The radiocarbon ages from the wood gave the researchers a clue as to when the ship was built, but it was a shipment of almonds that gave the study authors a guess as to when the sinking occurred, Manning said. “If you have material like almonds — or you can imagine olives or something like that that was used as a food crop — and that was on the ship when it sank, it probably had to have been there for about a year … or maybe two years older than when a ship sank.

By using the organic materials from the cargo, such as the almonds, an unidentified wood branch that was not part of the ship’s structure, and a cattle ankle bone, researchers were able to narrow down the dates and estimate a range of years for when The last voyage of the Kyrenia ship took place.
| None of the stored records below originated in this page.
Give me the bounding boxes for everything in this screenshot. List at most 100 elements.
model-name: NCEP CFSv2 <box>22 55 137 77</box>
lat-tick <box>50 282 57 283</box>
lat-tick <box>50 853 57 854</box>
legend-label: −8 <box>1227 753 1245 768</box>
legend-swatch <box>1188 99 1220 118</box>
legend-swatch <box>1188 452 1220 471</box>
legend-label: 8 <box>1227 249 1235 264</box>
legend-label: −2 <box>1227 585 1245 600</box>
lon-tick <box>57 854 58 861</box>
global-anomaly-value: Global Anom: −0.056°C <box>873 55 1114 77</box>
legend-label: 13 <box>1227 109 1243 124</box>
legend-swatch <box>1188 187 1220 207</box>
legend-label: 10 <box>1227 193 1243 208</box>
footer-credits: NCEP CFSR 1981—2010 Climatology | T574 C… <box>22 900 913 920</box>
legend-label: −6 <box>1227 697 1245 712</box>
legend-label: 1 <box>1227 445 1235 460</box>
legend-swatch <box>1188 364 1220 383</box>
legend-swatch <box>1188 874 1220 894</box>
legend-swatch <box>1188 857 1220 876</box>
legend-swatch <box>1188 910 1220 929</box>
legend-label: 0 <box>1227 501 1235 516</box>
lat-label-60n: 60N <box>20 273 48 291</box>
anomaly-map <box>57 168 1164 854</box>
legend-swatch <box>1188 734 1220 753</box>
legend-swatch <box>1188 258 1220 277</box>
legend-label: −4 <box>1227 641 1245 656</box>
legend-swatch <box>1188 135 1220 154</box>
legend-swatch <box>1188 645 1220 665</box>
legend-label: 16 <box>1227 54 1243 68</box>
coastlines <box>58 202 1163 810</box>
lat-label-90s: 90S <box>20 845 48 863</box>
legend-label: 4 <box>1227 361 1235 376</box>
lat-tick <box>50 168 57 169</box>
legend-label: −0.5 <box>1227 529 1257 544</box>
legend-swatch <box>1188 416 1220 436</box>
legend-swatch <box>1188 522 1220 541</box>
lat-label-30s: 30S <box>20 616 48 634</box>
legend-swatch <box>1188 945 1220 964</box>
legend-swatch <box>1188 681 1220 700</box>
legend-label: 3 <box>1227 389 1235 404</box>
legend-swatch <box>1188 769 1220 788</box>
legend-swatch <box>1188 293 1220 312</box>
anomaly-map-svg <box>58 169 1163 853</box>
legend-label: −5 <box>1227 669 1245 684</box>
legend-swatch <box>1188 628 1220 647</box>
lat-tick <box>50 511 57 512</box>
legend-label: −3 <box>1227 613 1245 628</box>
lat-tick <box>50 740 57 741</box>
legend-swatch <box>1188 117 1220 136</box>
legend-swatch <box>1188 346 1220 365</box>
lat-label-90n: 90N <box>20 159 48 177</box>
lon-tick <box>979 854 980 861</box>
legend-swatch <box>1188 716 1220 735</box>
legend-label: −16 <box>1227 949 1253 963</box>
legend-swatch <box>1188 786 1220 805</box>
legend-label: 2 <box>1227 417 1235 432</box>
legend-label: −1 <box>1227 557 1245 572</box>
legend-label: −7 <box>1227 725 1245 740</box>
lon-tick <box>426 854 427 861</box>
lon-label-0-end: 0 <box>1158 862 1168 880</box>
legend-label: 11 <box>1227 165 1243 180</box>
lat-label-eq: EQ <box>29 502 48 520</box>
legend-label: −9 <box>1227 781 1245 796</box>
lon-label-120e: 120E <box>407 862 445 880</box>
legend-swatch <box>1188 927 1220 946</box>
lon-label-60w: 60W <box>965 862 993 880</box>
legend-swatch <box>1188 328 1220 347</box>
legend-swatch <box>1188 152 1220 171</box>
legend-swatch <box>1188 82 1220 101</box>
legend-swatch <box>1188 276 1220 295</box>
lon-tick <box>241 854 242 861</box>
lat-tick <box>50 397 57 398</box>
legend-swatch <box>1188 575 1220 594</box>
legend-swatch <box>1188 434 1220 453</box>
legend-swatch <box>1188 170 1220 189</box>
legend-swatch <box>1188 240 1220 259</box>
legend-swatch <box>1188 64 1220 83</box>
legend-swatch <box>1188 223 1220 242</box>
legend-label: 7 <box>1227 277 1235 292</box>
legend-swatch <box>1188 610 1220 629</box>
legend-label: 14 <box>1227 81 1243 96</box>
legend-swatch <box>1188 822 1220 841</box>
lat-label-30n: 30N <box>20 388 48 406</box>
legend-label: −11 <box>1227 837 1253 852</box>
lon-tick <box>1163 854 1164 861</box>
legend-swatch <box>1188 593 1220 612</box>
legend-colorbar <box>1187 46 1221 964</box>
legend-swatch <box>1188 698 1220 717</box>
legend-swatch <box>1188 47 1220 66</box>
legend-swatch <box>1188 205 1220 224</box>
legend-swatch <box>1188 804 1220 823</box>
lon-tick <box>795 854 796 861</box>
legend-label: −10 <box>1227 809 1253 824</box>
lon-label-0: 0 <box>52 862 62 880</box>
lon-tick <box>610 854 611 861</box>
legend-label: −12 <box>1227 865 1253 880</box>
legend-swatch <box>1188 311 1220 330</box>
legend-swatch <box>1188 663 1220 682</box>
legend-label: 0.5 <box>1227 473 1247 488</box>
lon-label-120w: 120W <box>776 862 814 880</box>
The ship's hull of the Kyrenia is seen shortly after it has been recovered from the seabed and reassembled.  - Excavation of Kyrenia shipsThe ship's hull of the Kyrenia is seen shortly after it has been recovered from the seabed and reassembled.  - Excavation of Kyrenia ships

The ship’s hull of the Kyrenia is seen shortly after it has been recovered from the seabed and reassembled. – Excavation of Kyrenia ships

“Part of the value of this story is about the process. … the (radiocarbon) dating and dendrochronology fields have grown, developed and refined over many decades,” said Mark Lawall, professor in the department of classics at the University of Manitoba in Winnipeg, in an email. “Science – whether ‘hard’ or ‘soft’ – develops over time through a lot of work ‘in the trenches’. It takes time and it takes time.” He was not involved in the new investigation.

With the small change in the estimated zinc date, it is impressive that the original dates based on archaeological evidence from ceramics and coins were off by only a few years, said Lawall, who has studied amphorae. These are ancient Greek containers used to transport wine, olive oil and other goods from the shipwreck at Kyrenia.

“The other part of the Kyrenia story is the window into past lives that are otherwise difficult to ‘see’ through the well-known ancient writers (or even lesser known),” Lawall said. “The Kyrenia crew may have been a group of more marginal traders, taking what they could, where and when they could, and hoping for a small profit at the end of the day.”

He added: “They traded with different cultures and were therefore part of a huge complex network that connected all parts of the Mediterranean. In this way we begin to understand the origins of the modern, multicultural, interconnected Mediterranean world.”